Voices. Translations of Paul Celan in Dub
Album. Digital and CD released in December 2025. Listen and buy on Bandcamp.
This album starts with the voice of Paul Celan: a Romanian-born Jew who survived the Holocaust to become one of the most important poets of the 20th century. His poetry is broken, halting and stuttering, yet his recitation of it is strangely rhythmic, almost metronomic.
I sampled Celan's reading of the poem Voices from the record released five years after his suicide, in 1975, and translated its cadence into rhythmic patterns with a method borrowed from the drummer Jaki Liebezeit: dots (one strike) and dashes (two strikes), like morse code. What Celan does with breath and pauses becomes the skeleton of each composition. Voice, therefore, is not only the title of the poem and record: it's subject, source, and compositional method.
The sound draws heavily from dub music: voice buried in reverb, heavy bass, effects that send words trailing off into space. But it wanders into darker, stranger territory: odd time signatures, drones, long stretches of texture and monotonous rhythms that sit between meditative and unsettling.

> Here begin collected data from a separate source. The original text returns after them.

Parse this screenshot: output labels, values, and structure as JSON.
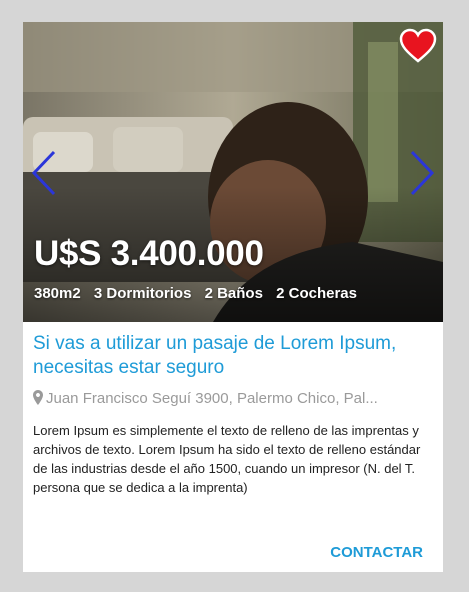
{
  "listing": {
    "price": "U$S 3.400.000",
    "features": [
      "380m2",
      "3 Dormitorios",
      "2 Baños",
      "2 Cocheras"
    ],
    "title": "Si vas a utilizar un pasaje de Lorem Ipsum, necesitas estar seguro",
    "address": "Juan Francisco Seguí 3900, Palermo Chico, Pal...",
    "description": "Lorem Ipsum es simplemente el texto de relleno de las imprentas y archivos de texto. Lorem Ipsum ha sido el texto de relleno estándar de las industrias desde el año 1500, cuando un impresor (N. del T. persona que se dedica a la imprenta)",
    "contact_label": "CONTACTAR"
  },
  "icons": {
    "favorite": "heart-icon",
    "prev": "chevron-left-icon",
    "next": "chevron-right-icon",
    "location": "map-pin-icon"
  },
  "colors": {
    "accent": "#1e9bd7",
    "heart": "#e8141f",
    "carousel_arrow": "#2b36d9",
    "background": "#d6d6d6"
  }
}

Celan didn't see his creations as complete; every reading of a poem leads back to its origin as much as forward into the open. This is also the ethos of dub: a recording is never finished, only versioned. Producers-artists strip tracks down, rebuild them, pass riddims between studios. What Celan did with breath and recitation, dub does with tape and reverb: treating the source not as a fixed artifact but living material.
Celan never mentioned the Holocaust in his poems. The catastrophe is always present, but unnamed. For someone who never lived in Germany, he also made a radical creative choice: to write in the language of his family's murderers. Not forgiveness, but a refusal to let a culture be reduced to its worst actors. In a time when we're pressed to pick sides and sort the world into us and them, his choice carries weight.
Dub felt like the right vessel: music that transforms without erasing. Words dissolve, echo, disappear into rhythm. But never quite vanish.